The most fundamental unit of a muscle is called the Motor Unit. It consists of an alpha-motoneuron and all the muscle fibers that are enervated by the motoneuron’s branches. The electrical signal that emanates from the activation of muscle fibers of a motor unit that are in the detectable vicinity of an electrode is called MOTOR UNIT ACTION POTENTIAL (MUAP).This constitutes the fundamental unit of the EMG signal.
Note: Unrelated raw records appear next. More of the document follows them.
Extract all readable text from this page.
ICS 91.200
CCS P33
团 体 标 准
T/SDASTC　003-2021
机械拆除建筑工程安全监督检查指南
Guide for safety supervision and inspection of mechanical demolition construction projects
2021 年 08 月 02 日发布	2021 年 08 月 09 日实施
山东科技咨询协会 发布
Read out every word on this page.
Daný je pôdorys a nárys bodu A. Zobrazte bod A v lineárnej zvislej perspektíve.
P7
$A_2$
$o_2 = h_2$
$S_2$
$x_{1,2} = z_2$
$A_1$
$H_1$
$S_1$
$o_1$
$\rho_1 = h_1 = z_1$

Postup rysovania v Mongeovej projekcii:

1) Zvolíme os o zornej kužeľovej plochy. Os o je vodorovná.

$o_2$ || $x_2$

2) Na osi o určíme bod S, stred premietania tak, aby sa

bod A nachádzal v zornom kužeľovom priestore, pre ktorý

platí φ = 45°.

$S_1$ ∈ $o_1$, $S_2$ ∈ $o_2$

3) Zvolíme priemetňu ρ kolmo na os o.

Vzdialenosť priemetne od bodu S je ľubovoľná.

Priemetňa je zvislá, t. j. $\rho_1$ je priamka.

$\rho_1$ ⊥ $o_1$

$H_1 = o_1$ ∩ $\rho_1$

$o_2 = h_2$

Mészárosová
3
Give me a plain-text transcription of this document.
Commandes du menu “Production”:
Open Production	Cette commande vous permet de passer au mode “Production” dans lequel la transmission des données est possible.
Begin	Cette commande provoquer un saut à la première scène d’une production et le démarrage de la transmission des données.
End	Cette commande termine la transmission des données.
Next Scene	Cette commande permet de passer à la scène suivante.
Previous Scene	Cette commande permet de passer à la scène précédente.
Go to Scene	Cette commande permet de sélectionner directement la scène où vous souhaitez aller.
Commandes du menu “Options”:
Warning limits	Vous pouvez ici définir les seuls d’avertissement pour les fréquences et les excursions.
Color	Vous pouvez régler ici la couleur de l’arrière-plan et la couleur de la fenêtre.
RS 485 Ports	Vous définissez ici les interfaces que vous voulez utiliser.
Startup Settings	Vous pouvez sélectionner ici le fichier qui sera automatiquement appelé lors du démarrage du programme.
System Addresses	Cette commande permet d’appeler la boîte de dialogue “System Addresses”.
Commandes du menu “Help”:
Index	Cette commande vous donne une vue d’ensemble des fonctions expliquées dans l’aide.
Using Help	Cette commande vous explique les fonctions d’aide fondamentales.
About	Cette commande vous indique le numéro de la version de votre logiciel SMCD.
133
A Schematic representation of the genesis of a MUAP is presented above. There are many factors that influence the shape of MUAP. Some of these are
The relative geometrical relationship of the detection surface of the electrode and the muscle fiber of the motor unit in its vicinity.
The relative position of the detection surfaces to the innervated zone, which is the region where the nerve branches contact the muscle fibers.
The size of muscle fibers, because amplitude of individual action potential is proportional to the diameter of the fiber, and
The number of muscle fibers of an individual motor unit in the detectable vicinity of the electrode.
The last two factors have particular importance in clinical applications. Considerable work has been performed to identify morphological modifications in the MUAP shape resulting from modifications in the morphology of the muscle fibers or the motor unit such as regeneration of motoneurons. Although usage of MUAP shape analysis is common practice among neurologists, interpretation of the result is not always straight forward and relies heavily on the experience and disposition of the observer.
To sustain muscle contraction, the motor unit must be activated repeatedly. The resulting sequence of MUAP’s is called Motor Unit Action Potential Train(MUAPT).So, EMG signal can be synthesized by linearly summing the MUAPT’s as they exist when they are detected by the electrode where mathematically generated MUAPT’s are added to yield the signal at the bottom.
As an action potential travels along a motor nerve to muscle fibers, it initiates an action potential along the muscle fiber membrane, which depolarizes the muscle fiber membrane and travels with in the muscle fiber. The Subsequent electro-chemical reaction with in the muscle fiber then initiates attractive forces between the actin and myosin filaments and causes them to slide together. This mechanism produces muscle contraction.
Tension is developed in the muscle as it contracts. There are 3 types of contraction
Isometric or Static Contraction means a muscle contracts without change in its length. Concentric Contraction occurs when a load is less than the isometric force produced by the muscle and the load shortens the muscle. Eccentric Contraction occurs when the load is greater than the isometric force and elongates the contracting muscle.